Лишь где-то в глухих провинциях, в среде партийных бонз, в советских унылых вузах может быть и могла еще существовать старая форма искусства – замшелая эта живопись. Там профессора-пенсионеры учили неумных подростков штриховать теневую часть графинчика на натюрморте – но скажите, какому свободолюбивому юноше хотелось в этот кладбищенский институт, в этот паноптикум искусств? Вперед, к дерзаниям – и только так можно было преодолеть проклятый застой и косность коммунистической диктатуры.

Однако мне было трудно расстаться с живописью. Мазок Ван Гога рассказывал мне больше, чем лекция современного властителя умов, в мазке Ван Гога было больше страсти, он был, если угодно, реальнее, чем окружающая реальность. Встречаясь с новаторами, я вспоминал картины Гойи и Ван Гога – и от такого сравнения новаторы мне казались людьми недалекими, и даже пошлыми. В те годы я носил в кармане пальто письма Ван Гога, и все время читал их в метро, то был довольно простой способ сверить показушную реальность и подлинную страсть. В какой-то момент мне даже казалось, что один Ван Гог и может сегодня научить чему-то, все остальное – ненастоящее.

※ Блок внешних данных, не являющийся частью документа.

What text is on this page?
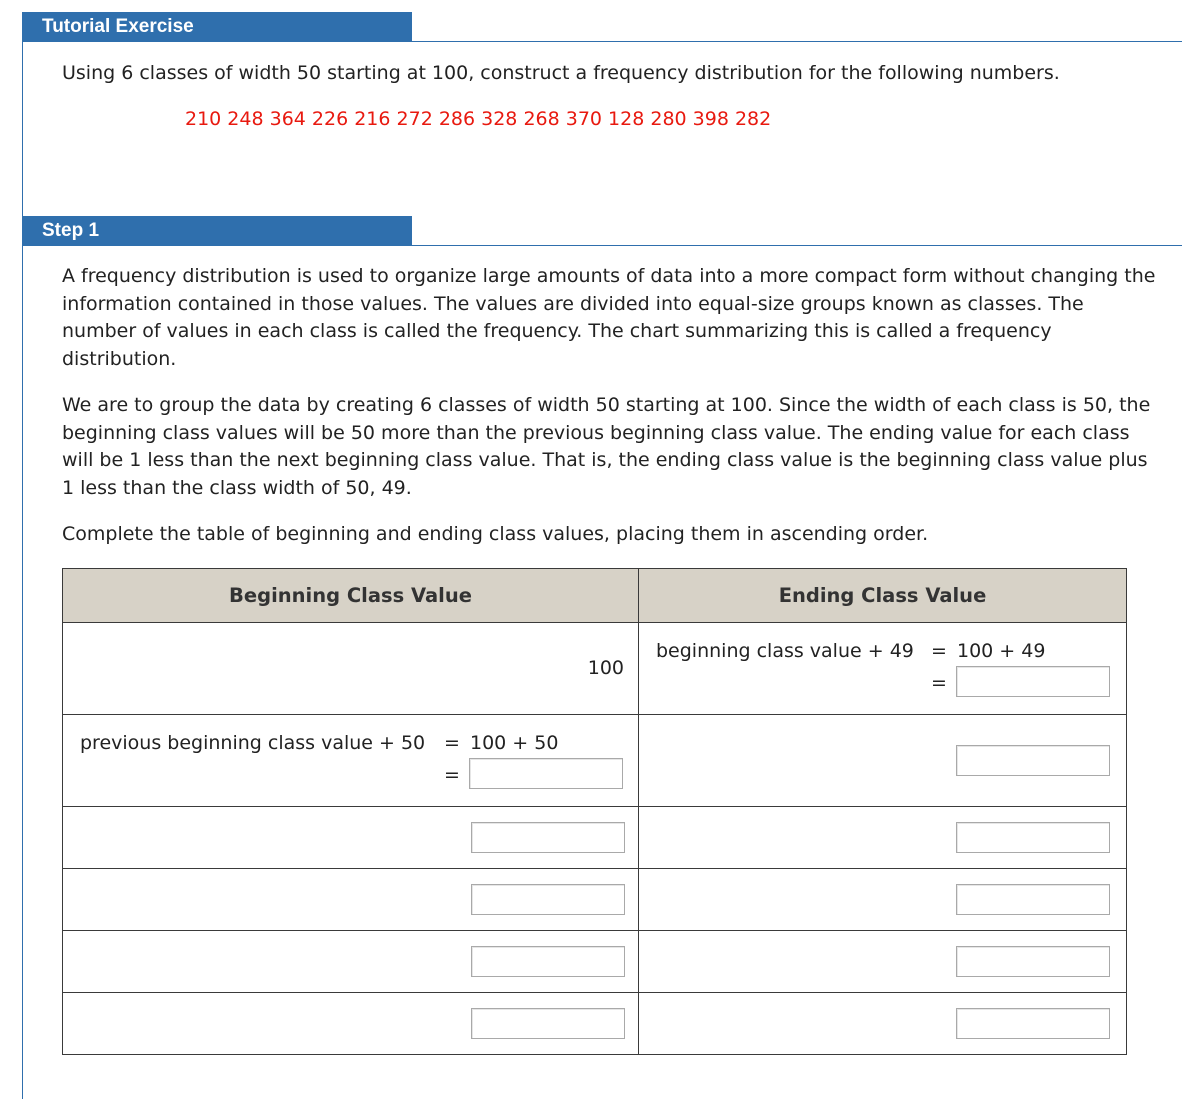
Tutorial Exercise

Using 6 classes of width 50 starting at 100, construct a frequency distribution for the following numbers.

210 248 364 226 216 272 286 328 268 370 128 280 398 282

Step 1

A frequency distribution is used to organize large amounts of data into a more compact form without changing the information contained in those values. The values are divided into equal-size groups known as classes. The number of values in each class is called the frequency. The chart summarizing this is called a frequency distribution.

We are to group the data by creating 6 classes of width 50 starting at 100. Since the width of each class is 50, the beginning class values will be 50 more than the previous beginning class value. The ending value for each class will be 1 less than the next beginning class value. That is, the ending class value is the beginning class value plus 1 less than the class width of 50, 49.

Complete the table of beginning and ending class values, placing them in ascending order.

Beginning Class Value	Ending Class Value

100	beginning class value + 49 = 100 + 49
=

previous beginning class value + 50 = 100 + 50
=
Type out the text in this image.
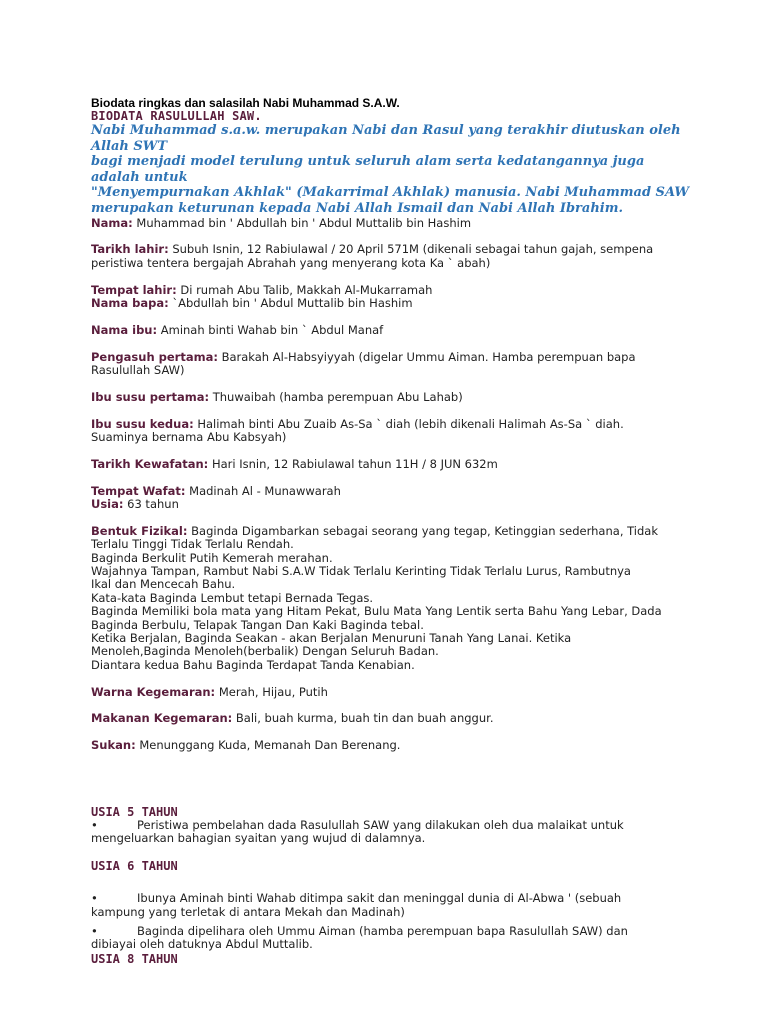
Biodata ringkas dan salasilah Nabi Muhammad S.A.W.

BIODATA RASULULLAH SAW.

Nabi Muhammad s.a.w. merupakan Nabi dan Rasul yang terakhir diutuskan oleh Allah SWT

bagi menjadi model terulung untuk seluruh alam serta kedatangannya juga adalah untuk

"Menyempurnakan Akhlak" (Makarrimal Akhlak) manusia. Nabi Muhammad SAW

merupakan keturunan kepada Nabi Allah Ismail dan Nabi Allah Ibrahim.

Nama: Muhammad bin ' Abdullah bin ' Abdul Muttalib bin Hashim

Tarikh lahir: Subuh Isnin, 12 Rabiulawal / 20 April 571M (dikenali sebagai tahun gajah, sempena

peristiwa tentera bergajah Abrahah yang menyerang kota Ka ` abah)

Tempat lahir: Di rumah Abu Talib, Makkah Al-Mukarramah

Nama bapa: `Abdullah bin ' Abdul Muttalib bin Hashim

Nama ibu: Aminah binti Wahab bin ` Abdul Manaf

Pengasuh pertama: Barakah Al-Habsyiyyah (digelar Ummu Aiman. Hamba perempuan bapa

Rasulullah SAW)

Ibu susu pertama: Thuwaibah (hamba perempuan Abu Lahab)

Ibu susu kedua: Halimah binti Abu Zuaib As-Sa ` diah (lebih dikenali Halimah As-Sa ` diah.

Suaminya bernama Abu Kabsyah)

Tarikh Kewafatan: Hari Isnin, 12 Rabiulawal tahun 11H / 8 JUN 632m

Tempat Wafat: Madinah Al - Munawwarah

Usia: 63 tahun

Bentuk Fizikal: Baginda Digambarkan sebagai seorang yang tegap, Ketinggian sederhana, Tidak

Terlalu Tinggi Tidak Terlalu Rendah.

Baginda Berkulit Putih Kemerah merahan.

Wajahnya Tampan, Rambut Nabi S.A.W Tidak Terlalu Kerinting Tidak Terlalu Lurus, Rambutnya

Ikal dan Mencecah Bahu.

Kata-kata Baginda Lembut tetapi Bernada Tegas.

Baginda Memiliki bola mata yang Hitam Pekat, Bulu Mata Yang Lentik serta Bahu Yang Lebar, Dada

Baginda Berbulu, Telapak Tangan Dan Kaki Baginda tebal.

Ketika Berjalan, Baginda Seakan - akan Berjalan Menuruni Tanah Yang Lanai. Ketika

Menoleh,Baginda Menoleh(berbalik) Dengan Seluruh Badan.

Diantara kedua Bahu Baginda Terdapat Tanda Kenabian.

Warna Kegemaran: Merah, Hijau, Putih

Makanan Kegemaran: Bali, buah kurma, buah tin dan buah anggur.

Sukan: Menunggang Kuda, Memanah Dan Berenang.

USIA 5 TAHUN

•	Peristiwa pembelahan dada Rasulullah SAW yang dilakukan oleh dua malaikat untuk

mengeluarkan bahagian syaitan yang wujud di dalamnya.

USIA 6 TAHUN

•	Ibunya Aminah binti Wahab ditimpa sakit dan meninggal dunia di Al-Abwa ' (sebuah

kampung yang terletak di antara Mekah dan Madinah)

•	Baginda dipelihara oleh Ummu Aiman (hamba perempuan bapa Rasulullah SAW) dan

dibiayai oleh datuknya Abdul Muttalib.

USIA 8 TAHUN
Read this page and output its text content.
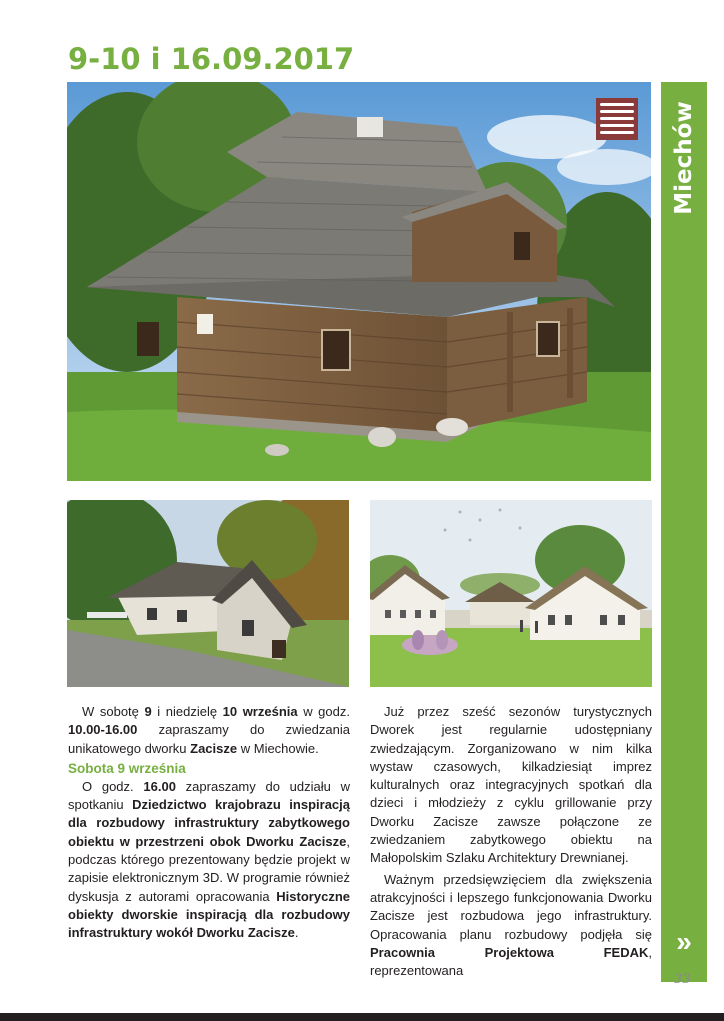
9-10 i 16.09.2017

W sobotę 9 i niedzielę 10 września w godz. 10.00-16.00 zapraszamy do zwiedzania unikatowego dworku Zacisze w Miechowie.

Sobota 9 września

O godz. 16.00 zapraszamy do udziału w spotkaniu Dziedzictwo krajobrazu inspiracją dla rozbudowy infrastruktury zabytkowego obiektu w przestrzeni obok Dworku Zacisze, podczas którego prezentowany będzie projekt w zapisie elektronicznym 3D. W programie również dyskusja z autorami opracowania Historyczne obiekty dworskie inspiracją dla rozbudowy infrastruktury wokół Dworku Zacisze.

Już przez sześć sezonów turystycznych Dworek jest regularnie udostępniany zwiedzającym. Zorganizowano w nim kilka wystaw czasowych, kilkadziesiąt imprez kulturalnych oraz integracyjnych spotkań dla dzieci i młodzieży z cyklu grillowanie przy Dworku Zacisze zawsze połączone ze zwiedzaniem zabytkowego obiektu na Małopolskim Szlaku Architektury Drewnianej.

Ważnym przedsięwzięciem dla zwiększenia atrakcyjności i lepszego funkcjonowania Dworku Zacisze jest rozbudowa jego infrastruktury. Opracowania planu rozbudowy podjęła się Pracownia Projektowa FEDAK, reprezentowana

Miechów
»
33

Живопись, которой обучали в институтах, живописью не была – студентов учили приемам так называемого реалистического письма, а приемы эти не существуют вне замысла картины, вот в чем штука. Невозможно научить стрелять из лука, никуда не целясь, – это бессмысленное дело. Живопись – занятие живое, как это и слышно в самом слове, а учили живописи люди не вполне живые, они учили живописи, которая ничего живым образом не описывала. Живопись – так я привык думать – призвана описывать конкретную жизнь, поднимать рассказ о ней до притчи, до символа. Но для начала требовалось рассказать о нашем времени, о том, что нас окружает: о бетонных заборах, пятиэтажных блочных домах, серых драповых пальто. О том, как булькает на плите эмалированный кофейник, как жарят в стеклянной забегаловке утреннюю яичницу. Это была наша реальность, наша природа, ее требовалось написать так же бережно и подробно, как некогда голландцы писали свои придорожные трактиры и песчаные дюны, а итальянцы – свои ведуты. Нашу жизнь пропагандировали чиновники, над ней трунили капиталисты, но про нее реальную мало кто рассказывал, эта конкретная ежедневная жизнь не имела летописца, а значит, пребывала беззащитной перед временем. Все вокруг кричало, требуя воплощения. А студентов художественных вузов заставляли писать натюрморты с расписными чашками, натурщиц в манерных позах. Помню, мы рисовали голую даму, сидевшую на столе, покрытом красной материей, с гитарой в руках. Профессор создал данную постановку, движимый представлениями о пластике – меня же поразила бессмыслица задания. Я спросил: «А что за тема данной картины? Секретарша в райкоме партии?»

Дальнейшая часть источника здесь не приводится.